The ruling notes the bylaw definition of a storey is ambiguous and could be interpreted in different ways, including, as the town and Kuipers contended, as a “mezzanine.”

“I find that Mr. Kuipers’ decisions fall within the range of reasonable outcomes. His decisions are entitled to deference. Though such deference does not mean that the applicants’ appeal would automatically be futile, they have not satisfied me that there are reasonable grounds for the appeal,” Braid wrote.

Having found the application “was not properly constituted” and that leave should not be granted to amend the Rule 14 application to add an appeal under the BCA, Braid declined to address the question of whether the building permits comply with zoning bylaws.

On the subject of the municipal land adjoining the development, the court ordered it be “only used for emergency turnaround purposes” and not used for parking, storage, snow piling or other purposes associated with the development property.
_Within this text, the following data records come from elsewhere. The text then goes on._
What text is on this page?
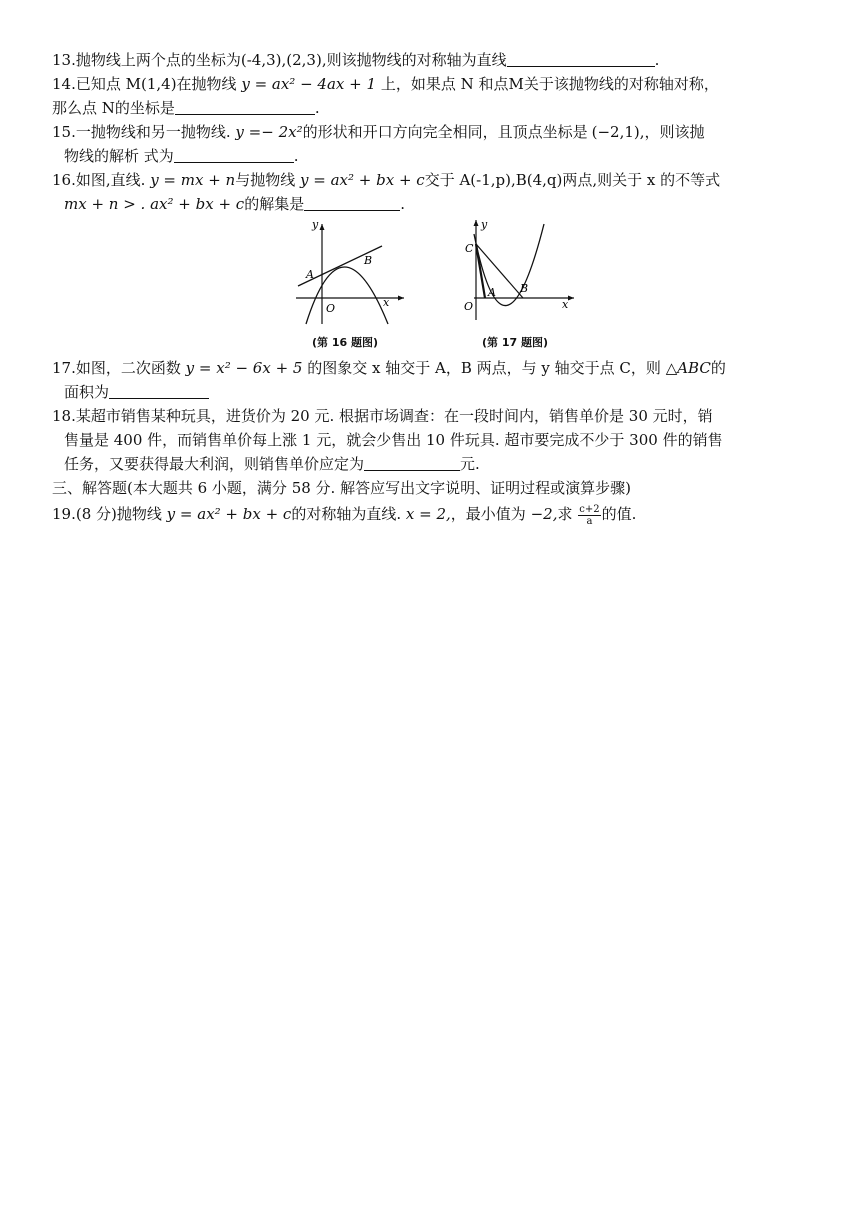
13.抛物线上两个点的坐标为(-4,3),(2,3),则该抛物线的对称轴为直线	.
14.已知点 M(1,4)在抛物线 y = ax² − 4ax + 1 上，如果点 N 和点M关于该抛物线的对称轴对称，
那么点 N的坐标是	.
15.一抛物线和另一抛物线. y =− 2x²的形状和开口方向完全相同，且顶点坐标是 (−2,1),，则该抛
物线的解析 式为	.
16.如图,直线. y = mx + n与抛物线 y = ax² + bx + c交于 A(-1,p),B(4,q)两点,则关于 x 的不等式
mx + n > . ax² + bx + c的解集是	.
y
x
O
A
B
(第 16 题图)
y
x
O
A B
C
(第 17 题图)
17.如图，二次函数 y = x² − 6x + 5 的图象交 x 轴交于 A，B 两点，与 y 轴交于点 C，则 △ABC的
面积为
18.某超市销售某种玩具，进货价为 20 元. 根据市场调查：在一段时间内，销售单价是 30 元时，销
售量是 400 件，而销售单价每上涨 1 元，就会少售出 10 件玩具. 超市要完成不少于 300 件的销售
任务，又要获得最大利润，则销售单价应定为	元.
三、解答题(本大题共 6 小题，满分 58 分. 解答应写出文字说明、证明过程或演算步骤)
19.(8 分)抛物线 y = ax² + bx + c的对称轴为直线. x = 2,，最小值为 −2,求 $\frac{c+2}{a}$ 的值.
The court also ordered the Town of Minto to erect a gate, as approved by the town’s fire chief, between the development property and the municipal land.

“All other relief sought in the motion and application are dismissed,” the decision states.
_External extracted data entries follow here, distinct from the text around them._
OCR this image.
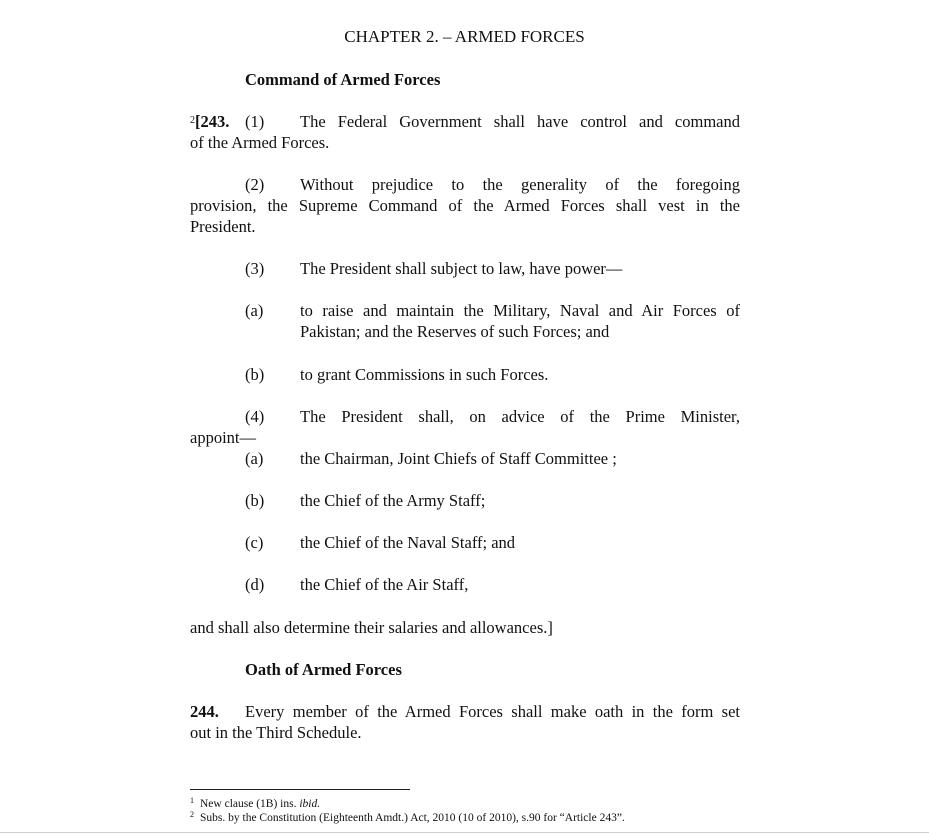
CHAPTER 2. – ARMED FORCES
Command of Armed Forces
$^2$[243. (1) The Federal Government shall have control and command
of the Armed Forces.
(2) Without prejudice to the generality of the foregoing
provision, the Supreme Command of the Armed Forces shall vest in the
President.
(3) The President shall subject to law, have power—
(a) to raise and maintain the Military, Naval and Air Forces of
Pakistan; and the Reserves of such Forces; and
(b) to grant Commissions in such Forces.
(4) The President shall, on advice of the Prime Minister,
appoint—
(a) the Chairman, Joint Chiefs of Staff Committee ;
(b) the Chief of the Army Staff;
(c) the Chief of the Naval Staff; and
(d) the Chief of the Air Staff,
and shall also determine their salaries and allowances.]
Oath of Armed Forces
244. Every member of the Armed Forces shall make oath in the form set
out in the Third Schedule.
$^1$ New clause (1B) ins. ibid.
$^2$ Subs. by the Constitution (Eighteenth Amdt.) Act, 2010 (10 of 2010), s.90 for “Article 243”.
Noting the respondents and the intervenor have been successful “on the majority of the issues,” Braid indicated they are entitled to costs. The justice directed the parties to come to an agreement on costs or provide submissions to the court on the issue.

Minto Mayor George Bridge said he was “quite pleased” with the decision, particularly the confirmation of decisions made by Kuipers on behalf of the town.
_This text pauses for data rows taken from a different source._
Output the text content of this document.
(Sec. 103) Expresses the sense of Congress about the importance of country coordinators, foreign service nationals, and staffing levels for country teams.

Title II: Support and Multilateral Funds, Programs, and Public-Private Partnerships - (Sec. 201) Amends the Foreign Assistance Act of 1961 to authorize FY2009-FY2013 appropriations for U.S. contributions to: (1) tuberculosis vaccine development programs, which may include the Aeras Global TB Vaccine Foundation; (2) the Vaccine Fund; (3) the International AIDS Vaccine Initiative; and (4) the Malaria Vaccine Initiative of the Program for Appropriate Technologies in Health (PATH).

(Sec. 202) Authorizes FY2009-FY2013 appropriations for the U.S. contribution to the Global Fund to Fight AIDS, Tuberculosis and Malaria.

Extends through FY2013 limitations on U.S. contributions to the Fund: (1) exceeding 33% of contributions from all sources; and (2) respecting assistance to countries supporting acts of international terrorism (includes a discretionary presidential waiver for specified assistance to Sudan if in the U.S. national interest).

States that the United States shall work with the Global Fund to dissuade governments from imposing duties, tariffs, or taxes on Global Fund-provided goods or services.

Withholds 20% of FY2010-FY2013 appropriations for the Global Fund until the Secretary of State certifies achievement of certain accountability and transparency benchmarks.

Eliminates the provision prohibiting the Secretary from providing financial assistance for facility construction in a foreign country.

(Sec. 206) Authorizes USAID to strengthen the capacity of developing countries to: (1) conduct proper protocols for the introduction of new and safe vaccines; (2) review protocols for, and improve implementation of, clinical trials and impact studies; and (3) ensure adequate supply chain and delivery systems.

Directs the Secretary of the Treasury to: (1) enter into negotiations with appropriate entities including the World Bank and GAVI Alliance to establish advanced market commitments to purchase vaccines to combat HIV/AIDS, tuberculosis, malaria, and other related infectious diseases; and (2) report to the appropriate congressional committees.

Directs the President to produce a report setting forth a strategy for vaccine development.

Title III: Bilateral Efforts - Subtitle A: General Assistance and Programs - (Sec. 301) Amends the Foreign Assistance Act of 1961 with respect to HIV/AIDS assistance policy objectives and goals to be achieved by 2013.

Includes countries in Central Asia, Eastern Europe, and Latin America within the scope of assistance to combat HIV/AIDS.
“I think that the judge came through and said that basically, the way I read the decision, Terry had the knowledge and the capacity to make the decisions that he did and they were the right decisions,” Bridge stated. “I guess that’s the part that I feel good about, because Terry took a lot of heat on that.”

Bridge said the town would have no problem complying with the judge’s direction regarding the municipal land parcel next to the development.

“During construction it was hard to keep that clear, but we’ll fix that the way we were always going to. I have no problem complying with any of that,” he stated, adding he is glad to see the matter resolved in a way that allows the town to move forward.

“Nobody ever wants to go to this length, but at the end of the day we had to defend our decisions. It’s very important that the building inspector’s decisions are respected, because otherwise it’s chaos,” Bridge stated.

“When we bought that land years and years ago the whole idea was to try to get some housing in there. We got the semis, in there, we got the row housing, those are all the types of housing we need to try and keep the costs (of housing) down.”

The Schuettels expressed disappointment with the ruling in a July 12  email statement to the Advertiser. They also note a separate building code appeal on two of the buildings in the development is ongoing.

“In our opinion, it is ironic that it took two years and an awarding of costs against us to get a court order forcing the Town of Minto to do what they already committed to do in 2016 – c’est la vie. This sadly speaks to the nature of the legal system in Ontario,” the couple states.

“During that time, we have had our calls and emails attempting to resolve ignored by council members and staff, we have been threatened with lawsuits by the developer, we have been called out on social media by community members merely for fighting for accountability, fairness and transparency,” the statement continues.

“It goes without saying that we are disappointed at what we have had to endure as taxpayers and community members at the cost of development.  We sincerely hope that there are process improvements undertaken to prevent other taxpayers from the same fate as development continues at a rapid pace in Minto.

“In her ruling, Justice Braid declined to address our concerns that the building permits did not comply with the zoning bylaw to meet the single storey development condition and we cannot comment further on it as there is a properly constituted building permit appeal that was filed in the 20-day limitation period with the court on two of the buildings in the development.”